Dynamic Liquidity Concentration

In traditional orderbooks, capital naturally concentrates around the current price, driven by traders’ natural pursuit for efficiency and utilization. When it comes to DeFi, a similar liquidity depth distribution can be achieved through liquidity concentration. Liquidity is allocated within a specified price range that is most likely to be used by trades, so as to leverage limited capital size to achieve the maximum liquidity depth. Unlike the standard constant-product curve (x * y = k) used by common AMMs, which provides liquidity across the entire price spectrum from 0 to infinity, concentrated liquidity supplies capital within a specified range that is most likely to be used by trades. This can dramatically improve capital efficiency, leveraging limited capital size to achieve the maximum liquidity depth.

There are more than one method to achieve liquidity concentration, such as DLMM, which divides the price curve into different bins, and CLAMM, setting a large number of ticks on the price curve. The liquidity is then allocated into the bins or tick range near the central market price, which forms a non-linear relationship between price and liquidity. However, these approaches also have their drawbacks, like liquidity sometimes becomes rigid — when the price deviates from the expected central market price, effective liquidity quickly diminishes, resulting in increasing slippage.

To address this, we applied non-linear adjustments to the standard curve through an additional leverage factor, making the depth distribution of the price curve more aligned with the real market conditions, and also more flexible. By dynamically adjusting the leverage factor, we can flexibly balance where liquidity is concentrated, the proportion of assets in the pool, and the swap slippage.

Proactive pricing driven by oracles

As mentioned earlier, while concentrated liquidity achieved through CLAMM and DLMM can improve capital efficiency, the liquidity rigidity problem that comes with it does increase the risk of impermanent loss for LPs to a certain extent. To minimize the IL risk in HMM, we adopt oracles for the price feeding to liquidity usage.

Sui’s network characteristics naturally make it feasible and smooth for the high frequency oracle price feeding on Sui.

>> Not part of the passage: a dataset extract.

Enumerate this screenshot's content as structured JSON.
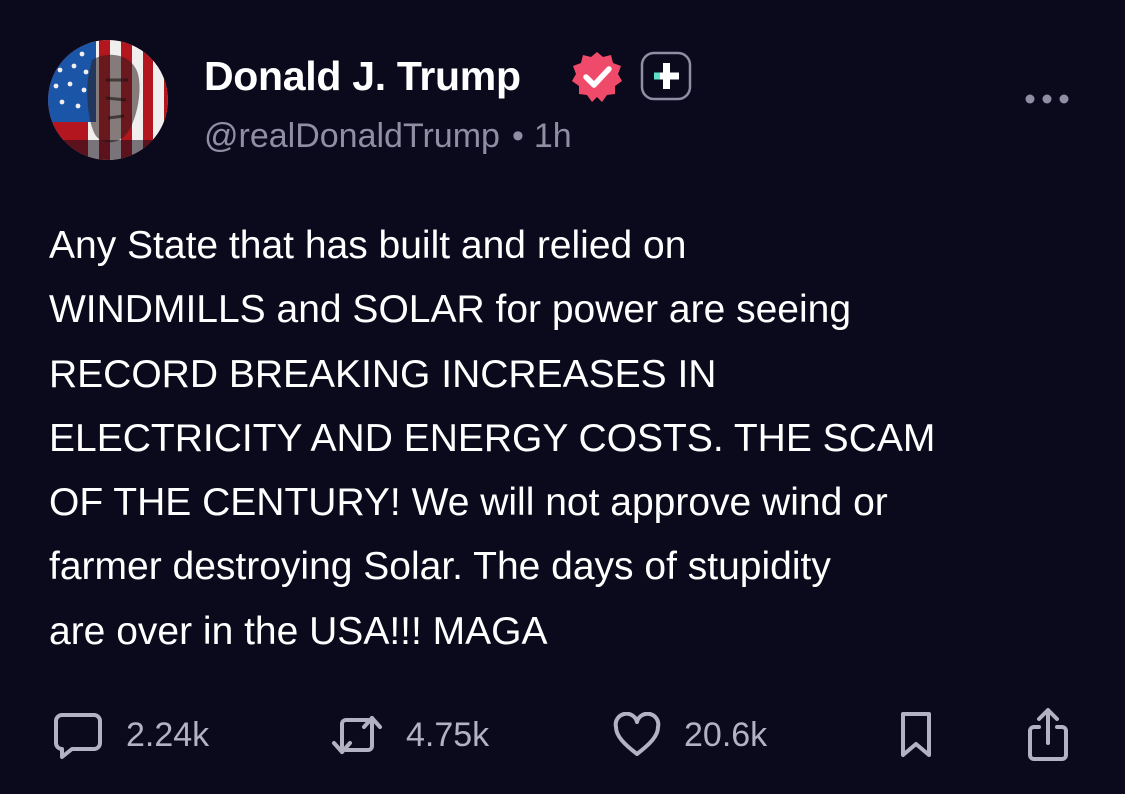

This ensures that the oracle price feeds are highly responsive to the market price movement and closer to the real-time market fair price. From a trading perspective, applying liquidity with oracle-based prices can complement existing AMMs and orderbooks within the ecosystem, collectively optimizing the swap price and trading experience for Sui users.

For LPs of HMM, since the liquidity pool doesn’t rely on arbitragers for price adjustment, the impermanent loss will be minimized. In fact, impermanent loss can even be reversed into “impermanent profit” through the successful implementation of buying low and selling high. HMM will primarily use Pyth Network for the native price feeding, pulling data by a defined time interval (approximately every 0.25 seconds for now).

Inventory management strategy

From another perspective, HMM is also an inventory management strategy designed to maintain the simplicity of the classic constant product model, where the value of two assets in a pool always remains equal.

To maximize profits while sticking to the above characteristics, the protocol rebalances the pool through the liquidity replenishment. When the amount of one asset in the liquidity pool decreases, the HMM algorithm automatically adjusts the price of that asset, expecting to repurchase the missing inventory from the market. This liquidity adjustment happens with each transaction. For example, when the amount of asset A in a pool is less than asset B, HMM will reduce pool liquidity for buyers of A and increase pool liquidity for sellers of A to maintain balance. Essentially, it will add a temporary premium to asset A. This incentivizes traders to sell the lacking asset to the pool while preventing them from buying, ensuring the pool’s balance quickly returns to equilibrium status.